相続税対策として購入したタワーマンションを、何もせずに遊ばせておくのも勿体ないですよね。

  1. 築年数が新しいうちに売って現金化する
  2. 賃貸物件として運用する

という活用方法が考えられます。

相続税の申告が終わってから売却すれば、現金として親族で配分することもできますね。
ただ後述しますが、申告してすぐに売ってしまうと課税逃れとして税務署から処分されることもあります。
十分に気をつけておきましょう。

また賃貸物件として運用すれば、空き家にしておくよりも評価額が下がります。
二次相続の対策としても有効でしょう。
賃料収入が入ってくるというメリットもありますね。

マンションを賃貸物件として活用する流れについては、こちらの記事で詳細な解説をしています。
参考にしてください。

タワーマンション節税が国税庁の規制対象になるって本当?

ただこのような節税対策が横行していると、当然国税庁に目をつけられます。

このきっかけとなったのが、国税不服審判所平成23年7月1日裁決と呼ばれるもの。

  1. 亡くなる直前に男性が約3億円でタワーマンションを購入
  2. 亡くなった後そのマンションを評価額5,800万円で相続税を申告
  3. 申告のあとすぐに約3億円で売却

亡くなった男性も子どももこのタワーマンションを使用した形跡がないとのことで、この売買が課税逃れと判断されました。

国税庁はこのタワーマンション相続について、課税標準額約3億円として更正処分を下したのです。

(参考:タワーマンション節税と重加算税 – 弁護士による税務訴訟対応(東京)

さらに平成29年度の税制改正大綱において、タワーマンションの評価額算定方法を見直すことを決定しました。
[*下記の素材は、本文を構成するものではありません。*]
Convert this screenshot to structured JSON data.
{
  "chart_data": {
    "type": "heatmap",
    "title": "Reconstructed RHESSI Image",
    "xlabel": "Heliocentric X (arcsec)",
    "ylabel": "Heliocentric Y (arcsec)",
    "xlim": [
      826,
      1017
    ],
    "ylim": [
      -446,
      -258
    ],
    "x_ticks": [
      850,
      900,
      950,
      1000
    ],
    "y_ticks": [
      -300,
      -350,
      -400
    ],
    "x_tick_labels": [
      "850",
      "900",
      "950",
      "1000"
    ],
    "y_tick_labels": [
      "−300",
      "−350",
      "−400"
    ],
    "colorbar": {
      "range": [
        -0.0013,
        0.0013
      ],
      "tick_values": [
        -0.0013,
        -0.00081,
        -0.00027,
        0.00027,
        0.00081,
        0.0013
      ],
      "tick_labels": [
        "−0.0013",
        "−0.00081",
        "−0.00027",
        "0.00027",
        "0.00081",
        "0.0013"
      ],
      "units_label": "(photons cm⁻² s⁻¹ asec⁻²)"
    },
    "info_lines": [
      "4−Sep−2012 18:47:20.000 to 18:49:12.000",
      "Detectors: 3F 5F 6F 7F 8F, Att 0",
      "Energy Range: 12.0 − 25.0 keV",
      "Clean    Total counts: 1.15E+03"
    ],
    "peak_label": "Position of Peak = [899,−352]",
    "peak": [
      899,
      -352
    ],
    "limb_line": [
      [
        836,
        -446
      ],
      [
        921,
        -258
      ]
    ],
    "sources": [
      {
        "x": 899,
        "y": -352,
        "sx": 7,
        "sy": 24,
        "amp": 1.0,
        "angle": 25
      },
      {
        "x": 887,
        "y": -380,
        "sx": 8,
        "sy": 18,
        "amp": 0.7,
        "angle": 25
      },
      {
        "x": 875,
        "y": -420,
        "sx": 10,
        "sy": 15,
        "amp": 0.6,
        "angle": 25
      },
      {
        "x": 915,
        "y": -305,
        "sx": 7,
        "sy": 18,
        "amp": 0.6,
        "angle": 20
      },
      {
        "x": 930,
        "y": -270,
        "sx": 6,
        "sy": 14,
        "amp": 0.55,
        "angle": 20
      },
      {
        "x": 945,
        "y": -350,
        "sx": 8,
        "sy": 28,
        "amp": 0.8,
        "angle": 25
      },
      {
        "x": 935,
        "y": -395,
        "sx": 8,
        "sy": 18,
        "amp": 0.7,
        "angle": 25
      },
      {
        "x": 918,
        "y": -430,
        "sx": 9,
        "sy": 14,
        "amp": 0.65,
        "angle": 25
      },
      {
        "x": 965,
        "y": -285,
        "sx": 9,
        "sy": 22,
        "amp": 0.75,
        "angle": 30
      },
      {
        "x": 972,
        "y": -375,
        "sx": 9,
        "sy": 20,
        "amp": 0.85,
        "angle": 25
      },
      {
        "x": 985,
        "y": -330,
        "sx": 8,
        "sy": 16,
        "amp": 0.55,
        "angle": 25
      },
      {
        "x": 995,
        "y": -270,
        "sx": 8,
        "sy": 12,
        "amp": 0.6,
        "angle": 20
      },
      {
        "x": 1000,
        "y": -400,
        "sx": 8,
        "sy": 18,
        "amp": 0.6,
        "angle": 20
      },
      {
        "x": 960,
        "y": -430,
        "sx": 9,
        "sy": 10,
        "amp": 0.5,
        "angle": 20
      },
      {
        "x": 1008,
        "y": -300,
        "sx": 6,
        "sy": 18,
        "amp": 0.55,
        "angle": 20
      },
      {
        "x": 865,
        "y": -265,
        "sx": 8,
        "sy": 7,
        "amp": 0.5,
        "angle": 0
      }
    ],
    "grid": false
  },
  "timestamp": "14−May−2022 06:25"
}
これによって高層階の住戸ほど評価額が上がることとなったのです。

(参考:平成29年度税制改正の大綱(1/8) : 財務省

まとめ~これからのタワーマンション節税は避けたほうが良い

これまで見てきたとおり、以前は有効だったタワーマンション節税も、現在ではメリットはありません

人気のあるタワーマンションといっても、これからの市場動向によっては価格が大幅に下がるリスクもあります。

小規模宅地等の特例などを上手に利用して、合法的な節税対策をしていきたいですね。